The American Chemical Society (ACS) has selected Dr. Carl Willis of Kraton Polymers and Prof. Timothy Long of Virginia Tech as recipients of the “2011 Cooperative Research Award in Polymer Science and Engineering”. The award was presented at the 2011 ACS Conference in Anaheim, CA, USA, on 30 March 2011.

In the past ten years, the collaboration between Dr. Carl Willis, Prof. Timothy Long, and the students from Virginia Tech paved the way for the development of two new Kraton product families including sulfonated block copolymers marketed as Nexar polymers and led to the discovery of a new grade line of products known today as Kraton A polymers.

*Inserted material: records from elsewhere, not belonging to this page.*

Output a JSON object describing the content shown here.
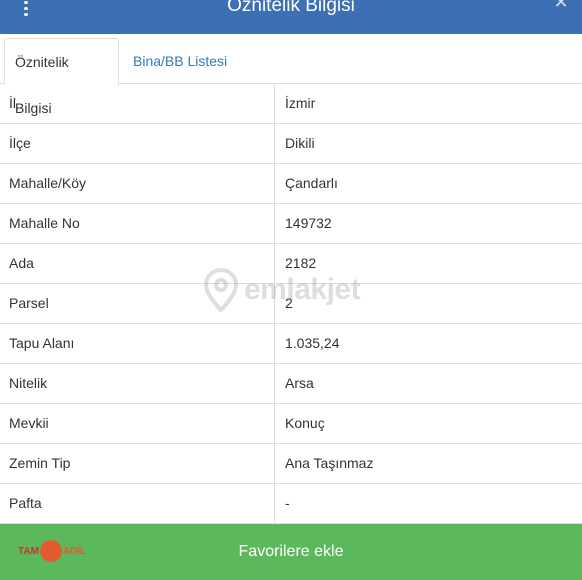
{
  "header": {
    "title": "Öznitelik Bilgisi"
  },
  "tabs": [
    {
      "label": "Öznitelik Bilgisi",
      "active": true
    },
    {
      "label": "Bina/BB Listesi",
      "active": false
    }
  ],
  "rows": [
    {
      "key": "İl",
      "value": "İzmir"
    },
    {
      "key": "İlçe",
      "value": "Dikili"
    },
    {
      "key": "Mahalle/Köy",
      "value": "Çandarlı"
    },
    {
      "key": "Mahalle No",
      "value": "149732"
    },
    {
      "key": "Ada",
      "value": "2182"
    },
    {
      "key": "Parsel",
      "value": "2"
    },
    {
      "key": "Tapu Alanı",
      "value": "1.035,24"
    },
    {
      "key": "Nitelik",
      "value": "Arsa"
    },
    {
      "key": "Mevkii",
      "value": "Konuç"
    },
    {
      "key": "Zemin Tip",
      "value": "Ana Taşınmaz"
    },
    {
      "key": "Pafta",
      "value": "-"
    }
  ],
  "watermark": {
    "text": "emlakjet",
    "icon": "location-pin-icon"
  },
  "footer": {
    "favorite_label": "Favorilere ekle",
    "logo_left": "TAM",
    "logo_right": "ADİL"
  },
  "colors": {
    "header_bg": "#3d6fb4",
    "tab_link": "#337ab7",
    "footer_bg": "#5cb85c"
  },
  "icons": {
    "menu": "kebab-menu-icon",
    "close": "close-icon"
  }
}
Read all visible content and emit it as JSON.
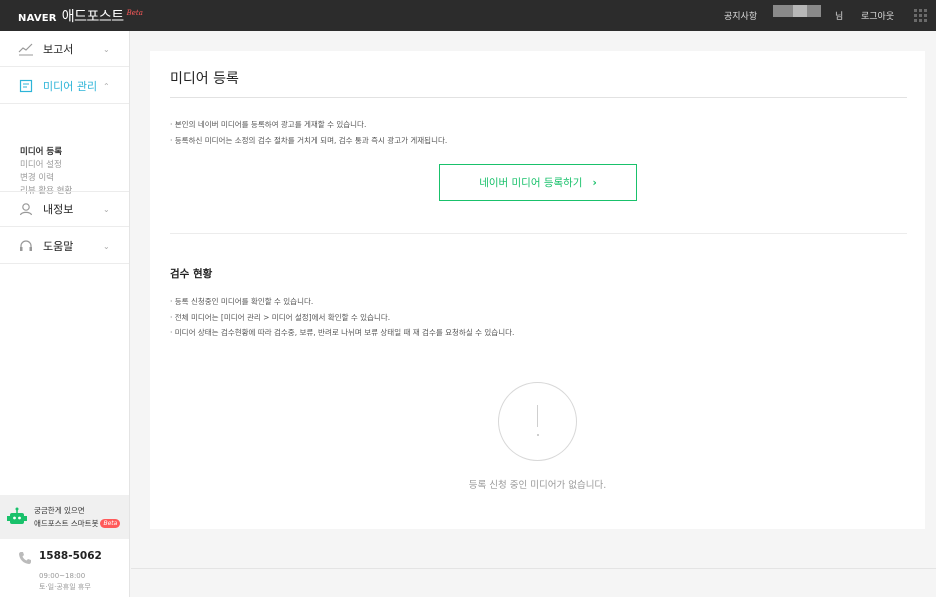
{
  "topbar": {
    "brand_naver": "NAVER",
    "brand_name": "애드포스트",
    "brand_beta": "Beta",
    "notice": "공지사항",
    "user_suffix": "님",
    "logout": "로그아웃"
  },
  "sidebar": {
    "items": [
      {
        "label": "보고서",
        "icon": "chart-icon"
      },
      {
        "label": "미디어 관리",
        "icon": "document-icon"
      },
      {
        "label": "내정보",
        "icon": "person-icon"
      },
      {
        "label": "도움말",
        "icon": "headset-icon"
      }
    ],
    "subitems": [
      "미디어 등록",
      "미디어 설정",
      "변경 이력",
      "리뷰 활용 현황"
    ],
    "bot_line1": "궁금한게 있으면",
    "bot_line2": "애드포스트 스마트봇",
    "bot_badge": "Beta",
    "phone": "1588-5062",
    "hours": "09:00~18:00",
    "holidays": "토·일·공휴일 휴무"
  },
  "main": {
    "title": "미디어 등록",
    "bullets1": [
      "· 본인의 네이버 미디어를 등록하여 광고를 게재할 수 있습니다.",
      "· 등록하신 미디어는 소정의 검수 절차를 거치게 되며, 검수 통과 즉시 광고가 게재됩니다."
    ],
    "register_button": "네이버 미디어 등록하기",
    "register_arrow": "›",
    "section_title": "검수 현황",
    "bullets2": [
      "· 등록 신청중인 미디어를 확인할 수 있습니다.",
      "· 전체 미디어는 [미디어 관리 > 미디어 설정]에서 확인할 수 있습니다.",
      "· 미디어 상태는 검수현황에 따라 검수중, 보류, 반려로 나뉘며 보류 상태일 때 재 검수를 요청하실 수 있습니다."
    ],
    "empty_text": "등록 신청 중인 미디어가 없습니다."
  },
  "colors": {
    "accent_green": "#19c16b",
    "active_blue": "#2db4d8",
    "topbar_bg": "#2c2c2c",
    "beta_red": "#ff5a5a"
  }
}
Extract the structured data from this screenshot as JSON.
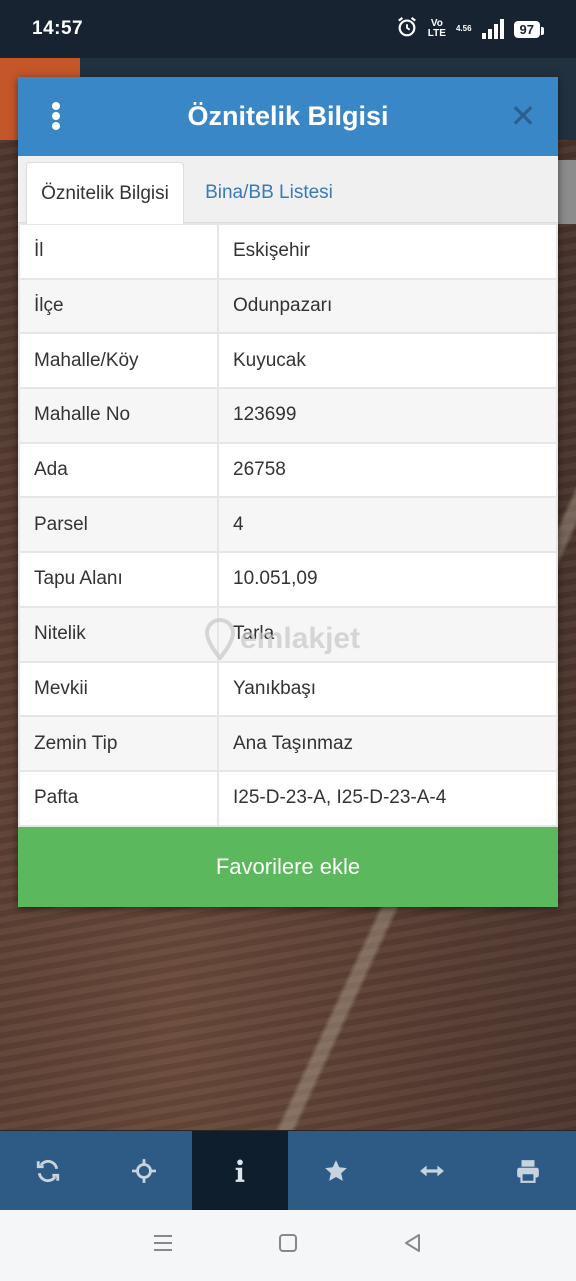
{
  "status_bar": {
    "time": "14:57",
    "volte_top": "Vo",
    "volte_bottom": "LTE",
    "net_speed": "4.56",
    "battery": "97",
    "icons": [
      "alarm-icon",
      "volte-icon",
      "signal-icon",
      "battery-icon"
    ]
  },
  "modal": {
    "title": "Öznitelik Bilgisi",
    "menu_icon": "more-vertical-icon",
    "close_icon": "close-icon",
    "tabs": [
      {
        "label": "Öznitelik Bilgisi",
        "active": true
      },
      {
        "label": "Bina/BB Listesi",
        "active": false
      }
    ],
    "rows": [
      {
        "key": "İl",
        "value": "Eskişehir"
      },
      {
        "key": "İlçe",
        "value": "Odunpazarı"
      },
      {
        "key": "Mahalle/Köy",
        "value": "Kuyucak"
      },
      {
        "key": "Mahalle No",
        "value": "123699"
      },
      {
        "key": "Ada",
        "value": "26758"
      },
      {
        "key": "Parsel",
        "value": "4"
      },
      {
        "key": "Tapu Alanı",
        "value": "10.051,09"
      },
      {
        "key": "Nitelik",
        "value": "Tarla"
      },
      {
        "key": "Mevkii",
        "value": "Yanıkbaşı"
      },
      {
        "key": "Zemin Tip",
        "value": "Ana Taşınmaz"
      },
      {
        "key": "Pafta",
        "value": "I25-D-23-A, I25-D-23-A-4"
      }
    ],
    "favorite_button": "Favorilere ekle"
  },
  "watermark": "emlakjet",
  "toolbar": {
    "items": [
      {
        "icon": "refresh-icon",
        "active": false
      },
      {
        "icon": "crosshair-icon",
        "active": false
      },
      {
        "icon": "info-icon",
        "active": true
      },
      {
        "icon": "star-icon",
        "active": false
      },
      {
        "icon": "measure-arrows-icon",
        "active": false
      },
      {
        "icon": "print-icon",
        "active": false
      }
    ]
  },
  "system_nav": [
    "menu-icon",
    "home-icon",
    "back-icon"
  ],
  "colors": {
    "header_blue": "#3a87c8",
    "tab_link": "#3a7ab8",
    "favorite_green": "#5cb85c",
    "toolbar_blue": "#2e5b86",
    "toolbar_active": "#0f1e2c"
  }
}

The first innovation, Nexar polymers, provides a route to membranes having high water transport rates, excellent wet strength, and good selectivity. This important discovery was made through the efforts of a Virginia Tech graduate and Kraton employee, Dr. Brian Mather, and Dr. Willis, through the opportunity afforded to Dr. Mather by Kraton Polymers. Dr. Mather is named as a co-inventor with Dr. Willis on the patent describing these novel polymeric materials; US Patent 7,737,224.

The second innovation, Kraton A Polymer technology, was based upon a key discovery made while Dr. David Williamson, another Virginia Tech graduate and Kraton employee, who was working in the laboratory of Dr. Willis at Kraton Polymers. Dr. Willis and Dr. Williamson are listed as co-inventors on US Patent 6,699,941 B1, which provides additional details regarding this novel and important technology.

Currently, Prof. Long and Dr. Willis are working with a Virginia Tech post-doctoral fellow on the synthesis of a new family of polymers, which are being screened for performance in electrically driven separation processes and related applications. This highly effective partnership between Prof. Long, his students, and Dr. Willis continues today. Their collaborative research is focused on unprecedented synthetic strategies that are expected to lead to novel families of polyelectrolyte block copolymers. These efforts are envisioned to provide a route to membranes that transport anions at high rates, have good wet strength, and effectively reject the transport of cations.